There’s no question it’s incredibly hard for any golfer to cocoon himself off when fans are so nearby at every hole. But I urge those at Bethpage not to have rabbit’s ears and allow a few to influence their play. In recent events players have notified officials of fans who have gone beyond appropriate noise into the nuisance category. When that happens the violators need to be tossed promptly. Golf is a gentleman’s game and it does not bode well for those competing to sink to the same level and look to take matters into their hands as Norman was wont to do in 1986. 

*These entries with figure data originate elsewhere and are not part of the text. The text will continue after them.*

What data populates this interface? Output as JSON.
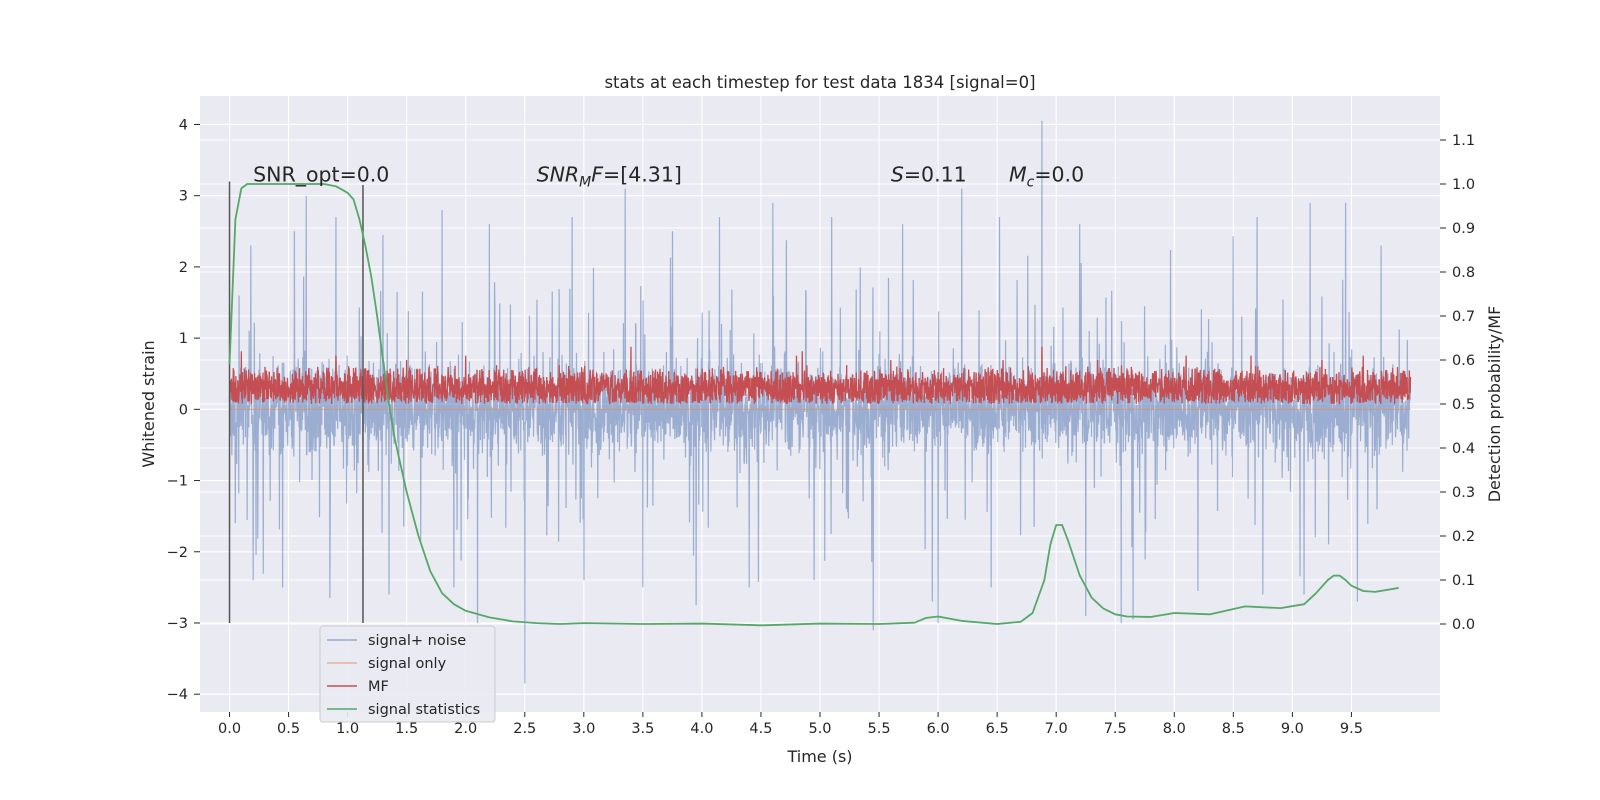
{
  "chart_data": {
    "type": "line",
    "title": "stats at each timestep for test data 1834 [signal=0]",
    "xlabel": "Time (s)",
    "ylabel_left": "Whitened strain",
    "ylabel_right": "Detection probability/MF",
    "xlim": [
      -0.25,
      10.25
    ],
    "ylim_left": [
      -4.25,
      4.4
    ],
    "ylim_right": [
      -0.2,
      1.2
    ],
    "x_ticks": [
      0.0,
      0.5,
      1.0,
      1.5,
      2.0,
      2.5,
      3.0,
      3.5,
      4.0,
      4.5,
      5.0,
      5.5,
      6.0,
      6.5,
      7.0,
      7.5,
      8.0,
      8.5,
      9.0,
      9.5
    ],
    "x_tick_labels": [
      "0.0",
      "0.5",
      "1.0",
      "1.5",
      "2.0",
      "2.5",
      "3.0",
      "3.5",
      "4.0",
      "4.5",
      "5.0",
      "5.5",
      "6.0",
      "6.5",
      "7.0",
      "7.5",
      "8.0",
      "8.5",
      "9.0",
      "9.5"
    ],
    "y_left_ticks": [
      -4,
      -3,
      -2,
      -1,
      0,
      1,
      2,
      3,
      4
    ],
    "y_left_tick_labels": [
      "−4",
      "−3",
      "−2",
      "−1",
      "0",
      "1",
      "2",
      "3",
      "4"
    ],
    "y_right_ticks": [
      0.0,
      0.1,
      0.2,
      0.3,
      0.4,
      0.5,
      0.6,
      0.7,
      0.8,
      0.9,
      1.0,
      1.1
    ],
    "y_right_tick_labels": [
      "0.0",
      "0.1",
      "0.2",
      "0.3",
      "0.4",
      "0.5",
      "0.6",
      "0.7",
      "0.8",
      "0.9",
      "1.0",
      "1.1"
    ],
    "grid": true,
    "legend_position": "lower-left",
    "annotations": [
      {
        "label": "SNR_opt=0.0",
        "x": 0.2,
        "y": 3.2
      },
      {
        "label": "SNR_MF=[4.31]",
        "x": 2.6,
        "y": 3.2
      },
      {
        "label": "S=0.11",
        "x": 5.6,
        "y": 3.2
      },
      {
        "label": "M_c=0.0",
        "x": 6.6,
        "y": 3.2
      }
    ],
    "vertical_markers": [
      {
        "x": 0.0,
        "y_range": [
          -3.0,
          3.2
        ]
      },
      {
        "x": 1.13,
        "y_range": [
          -3.0,
          3.15
        ]
      }
    ],
    "series": [
      {
        "name": "signal+ noise",
        "axis": "left",
        "color": "#4c72b0",
        "typical_range": [
          -1.3,
          1.3
        ],
        "peaks": [
          {
            "x": 0.08,
            "y": 1.6
          },
          {
            "x": 0.18,
            "y": 2.3
          },
          {
            "x": 0.55,
            "y": 2.5
          },
          {
            "x": 0.65,
            "y": 3.0
          },
          {
            "x": 0.9,
            "y": 2.7
          },
          {
            "x": 1.3,
            "y": 2.45
          },
          {
            "x": 1.8,
            "y": 2.8
          },
          {
            "x": 2.2,
            "y": 2.6
          },
          {
            "x": 2.5,
            "y": 2.8
          },
          {
            "x": 2.9,
            "y": 2.7
          },
          {
            "x": 3.35,
            "y": 3.1
          },
          {
            "x": 3.75,
            "y": 2.5
          },
          {
            "x": 4.15,
            "y": 2.7
          },
          {
            "x": 4.6,
            "y": 2.9
          },
          {
            "x": 5.1,
            "y": 2.7
          },
          {
            "x": 5.7,
            "y": 2.6
          },
          {
            "x": 6.2,
            "y": 3.1
          },
          {
            "x": 6.52,
            "y": 2.7
          },
          {
            "x": 6.88,
            "y": 4.05
          },
          {
            "x": 7.2,
            "y": 2.6
          },
          {
            "x": 7.65,
            "y": 2.9
          },
          {
            "x": 8.2,
            "y": 3.0
          },
          {
            "x": 8.7,
            "y": 2.7
          },
          {
            "x": 9.15,
            "y": 2.9
          },
          {
            "x": 9.45,
            "y": 2.9
          },
          {
            "x": 9.75,
            "y": 2.3
          }
        ],
        "troughs": [
          {
            "x": 0.05,
            "y": -1.6
          },
          {
            "x": 0.2,
            "y": -2.4
          },
          {
            "x": 0.45,
            "y": -2.5
          },
          {
            "x": 0.85,
            "y": -2.65
          },
          {
            "x": 1.35,
            "y": -2.6
          },
          {
            "x": 1.9,
            "y": -2.5
          },
          {
            "x": 2.1,
            "y": -3.0
          },
          {
            "x": 2.5,
            "y": -3.85
          },
          {
            "x": 3.0,
            "y": -2.4
          },
          {
            "x": 3.5,
            "y": -2.5
          },
          {
            "x": 3.95,
            "y": -2.75
          },
          {
            "x": 4.4,
            "y": -2.5
          },
          {
            "x": 4.95,
            "y": -2.4
          },
          {
            "x": 5.45,
            "y": -3.1
          },
          {
            "x": 5.95,
            "y": -2.7
          },
          {
            "x": 6.0,
            "y": -3.0
          },
          {
            "x": 6.45,
            "y": -2.5
          },
          {
            "x": 7.25,
            "y": -2.9
          },
          {
            "x": 7.55,
            "y": -3.0
          },
          {
            "x": 7.65,
            "y": -2.95
          },
          {
            "x": 8.2,
            "y": -2.55
          },
          {
            "x": 8.75,
            "y": -2.6
          },
          {
            "x": 9.1,
            "y": -2.6
          },
          {
            "x": 9.55,
            "y": -2.7
          }
        ]
      },
      {
        "name": "signal only",
        "axis": "left",
        "color": "#dd8452",
        "x": [
          0.0,
          10.0
        ],
        "values": [
          0.0,
          0.0
        ]
      },
      {
        "name": "MF",
        "axis": "right",
        "color": "#c44e52",
        "typical_range": [
          0.5,
          0.59
        ],
        "peaks": [
          {
            "x": 0.1,
            "y": 0.62
          },
          {
            "x": 0.9,
            "y": 0.61
          },
          {
            "x": 1.5,
            "y": 0.6
          },
          {
            "x": 2.0,
            "y": 0.61
          },
          {
            "x": 3.4,
            "y": 0.63
          },
          {
            "x": 4.8,
            "y": 0.61
          },
          {
            "x": 4.85,
            "y": 0.62
          },
          {
            "x": 5.6,
            "y": 0.6
          },
          {
            "x": 6.55,
            "y": 0.6
          },
          {
            "x": 6.88,
            "y": 0.63
          },
          {
            "x": 7.35,
            "y": 0.6
          },
          {
            "x": 8.1,
            "y": 0.61
          },
          {
            "x": 8.65,
            "y": 0.61
          },
          {
            "x": 9.25,
            "y": 0.6
          },
          {
            "x": 9.6,
            "y": 0.61
          }
        ]
      },
      {
        "name": "signal statistics",
        "axis": "right",
        "color": "#55a868",
        "x": [
          0.0,
          0.05,
          0.1,
          0.15,
          0.25,
          0.4,
          0.6,
          0.8,
          0.9,
          1.0,
          1.05,
          1.1,
          1.15,
          1.2,
          1.25,
          1.3,
          1.35,
          1.4,
          1.5,
          1.6,
          1.7,
          1.8,
          1.9,
          2.0,
          2.2,
          2.4,
          2.6,
          2.8,
          3.0,
          3.5,
          4.0,
          4.5,
          5.0,
          5.5,
          5.8,
          5.9,
          6.0,
          6.2,
          6.5,
          6.7,
          6.8,
          6.9,
          6.95,
          7.0,
          7.05,
          7.1,
          7.2,
          7.3,
          7.4,
          7.5,
          7.6,
          7.8,
          8.0,
          8.3,
          8.6,
          8.9,
          9.1,
          9.2,
          9.3,
          9.35,
          9.4,
          9.45,
          9.5,
          9.6,
          9.7,
          9.9
        ],
        "values": [
          0.59,
          0.92,
          0.99,
          1.0,
          1.0,
          1.0,
          1.0,
          1.0,
          0.995,
          0.98,
          0.965,
          0.92,
          0.86,
          0.79,
          0.7,
          0.6,
          0.5,
          0.42,
          0.3,
          0.2,
          0.12,
          0.07,
          0.045,
          0.03,
          0.015,
          0.006,
          0.002,
          0.0,
          0.002,
          0.0,
          0.001,
          -0.003,
          0.001,
          0.0,
          0.003,
          0.014,
          0.017,
          0.007,
          0.0,
          0.005,
          0.025,
          0.1,
          0.18,
          0.225,
          0.225,
          0.19,
          0.11,
          0.06,
          0.035,
          0.022,
          0.017,
          0.016,
          0.025,
          0.022,
          0.04,
          0.036,
          0.045,
          0.07,
          0.1,
          0.11,
          0.11,
          0.1,
          0.087,
          0.075,
          0.073,
          0.082
        ]
      }
    ]
  }
}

Bethpage is not a private club — the regulars who play there come from a wide variety of jobs and many are indeed blue collar folks who certainly don’t fit the profile of your country club type. These folks know the many fine points of the Black having played the course countless times over the years and there are times when these same individuals will feel a compunction to weigh in on what a player should do. Bethpage has been rightly called, “The People’s Country Club,” and the connection engendered brought many people into the sport over the years. My father, a machinist by trade, was one of those for sure.

The line between appropriate noise and outright nuisance is never an easy one to draw and I hope officials don’t crack down to the point of overkill. Common sense has not been followed in the situations I outlined earlier and Bethpage can be the line in the sand where serious and blatant abuses are stopped once and for all.

The thing about New York fans is if you show an effort to connect the bond will be forever strong. If you opt to build a wall — no pun intended to those in political office now — you’re bound to create a tension environment and ramp up the “Bronx cheers” you’ll be hammered with. With the PGA Championship set to begin I’m seriously hoping Bethpage is ground zero for a new start on what is clearly overdue in happening. Frank Sinatra was famous when singing “New York New York” that “if I can make it there I can make it anywhere”. So true. Now let the golf be the storyline for a course and a part of America that clearly has added much to the game loved by millions around the world. The ball is now on the tee for that to happen.